Nicole Hummel
- Full name: Nicole Hummel
- Country (sports): United States
- Born: August 1, 1974 (age 51)
- Prize money: $20,422

Singles
- Highest ranking: No. 284 (July 26, 1993)

Grand Slam singles results
- US Open: Q3 (1992)

Doubles
- Highest ranking: No. 667 (February 7, 1994)

= Nicole Hummel =

American tennis player

Nicole Hummel (born August 1, 1974) is an American former professional tennis player.

Hummel, who grew up in San Marino, California, was the 14 and Under Orange Bowl champion in 1988, then in 1989 won the USTA Girls 16 and Under Championships. In junior grand slam events she was a two-time singles semi-finalist, at the 1991 French Open and 1992 US Open.

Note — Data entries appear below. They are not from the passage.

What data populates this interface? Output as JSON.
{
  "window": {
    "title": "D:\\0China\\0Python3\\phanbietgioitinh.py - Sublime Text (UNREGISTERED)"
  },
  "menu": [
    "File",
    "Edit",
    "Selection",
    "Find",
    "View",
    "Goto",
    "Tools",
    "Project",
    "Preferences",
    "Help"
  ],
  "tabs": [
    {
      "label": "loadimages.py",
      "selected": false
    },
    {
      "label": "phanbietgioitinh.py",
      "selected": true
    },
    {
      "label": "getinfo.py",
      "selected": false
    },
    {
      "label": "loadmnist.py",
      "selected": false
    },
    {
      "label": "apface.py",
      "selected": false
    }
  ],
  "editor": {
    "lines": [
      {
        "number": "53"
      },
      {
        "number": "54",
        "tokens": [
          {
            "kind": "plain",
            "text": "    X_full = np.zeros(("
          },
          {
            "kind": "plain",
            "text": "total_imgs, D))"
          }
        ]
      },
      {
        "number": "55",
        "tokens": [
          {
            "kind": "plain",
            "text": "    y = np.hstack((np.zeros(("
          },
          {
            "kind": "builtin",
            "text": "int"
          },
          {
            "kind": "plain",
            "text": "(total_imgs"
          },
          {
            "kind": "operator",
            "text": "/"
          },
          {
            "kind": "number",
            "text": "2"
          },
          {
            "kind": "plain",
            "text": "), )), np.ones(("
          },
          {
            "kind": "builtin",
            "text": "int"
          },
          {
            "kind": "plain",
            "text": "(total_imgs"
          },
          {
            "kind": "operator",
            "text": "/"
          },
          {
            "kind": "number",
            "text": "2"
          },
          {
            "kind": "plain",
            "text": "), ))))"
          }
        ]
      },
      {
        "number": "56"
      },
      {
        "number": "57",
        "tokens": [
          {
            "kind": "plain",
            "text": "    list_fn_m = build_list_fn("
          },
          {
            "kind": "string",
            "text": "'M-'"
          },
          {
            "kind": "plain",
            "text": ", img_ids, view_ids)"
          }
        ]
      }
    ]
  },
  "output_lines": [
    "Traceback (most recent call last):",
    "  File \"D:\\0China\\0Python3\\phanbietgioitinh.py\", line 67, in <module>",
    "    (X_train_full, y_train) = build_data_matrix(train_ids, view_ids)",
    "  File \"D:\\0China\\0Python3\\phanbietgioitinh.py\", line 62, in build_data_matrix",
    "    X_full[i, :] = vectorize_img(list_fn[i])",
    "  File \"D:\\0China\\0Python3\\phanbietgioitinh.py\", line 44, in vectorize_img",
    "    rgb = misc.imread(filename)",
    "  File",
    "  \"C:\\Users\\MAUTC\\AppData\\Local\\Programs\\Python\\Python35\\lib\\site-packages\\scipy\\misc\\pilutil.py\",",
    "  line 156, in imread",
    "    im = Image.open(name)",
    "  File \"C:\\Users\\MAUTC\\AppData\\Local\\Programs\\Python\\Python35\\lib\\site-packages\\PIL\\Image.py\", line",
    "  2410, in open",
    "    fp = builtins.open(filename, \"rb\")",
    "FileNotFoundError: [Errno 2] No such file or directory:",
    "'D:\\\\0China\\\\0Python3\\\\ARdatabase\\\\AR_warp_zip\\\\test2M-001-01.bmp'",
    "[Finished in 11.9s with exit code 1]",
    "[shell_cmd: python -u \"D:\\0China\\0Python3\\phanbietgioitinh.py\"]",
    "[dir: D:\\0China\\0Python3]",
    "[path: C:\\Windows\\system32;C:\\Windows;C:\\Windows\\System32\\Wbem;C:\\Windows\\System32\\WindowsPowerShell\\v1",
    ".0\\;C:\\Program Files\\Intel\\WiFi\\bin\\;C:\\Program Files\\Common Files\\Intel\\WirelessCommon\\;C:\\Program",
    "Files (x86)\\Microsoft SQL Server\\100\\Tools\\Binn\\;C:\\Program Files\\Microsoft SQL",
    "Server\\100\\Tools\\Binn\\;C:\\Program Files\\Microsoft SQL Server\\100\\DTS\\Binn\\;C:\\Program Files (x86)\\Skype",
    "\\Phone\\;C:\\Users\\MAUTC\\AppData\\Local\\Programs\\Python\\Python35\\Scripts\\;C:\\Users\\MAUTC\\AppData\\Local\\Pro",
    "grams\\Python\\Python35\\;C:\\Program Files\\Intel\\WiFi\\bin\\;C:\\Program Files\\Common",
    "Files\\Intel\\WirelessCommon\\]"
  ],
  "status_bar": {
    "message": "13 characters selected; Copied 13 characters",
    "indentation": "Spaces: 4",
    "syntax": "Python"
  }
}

Briefly playing on the professional tour after high school, Hummel made her main draw debut as a wild card at Indian Wells in 1992. She made further made draw appearances at the 1992 Lipton International Players Championships in Key Biscayne and the 1993 Amelia Island Championships, both as a qualifier. On three occasions she featured in the qualifying draw for the US Open, with her best performance coming in 1992 when she made it to the third qualifying round, with wins over future world number 11 Silvia Farina and Japan's Nana Miyagi.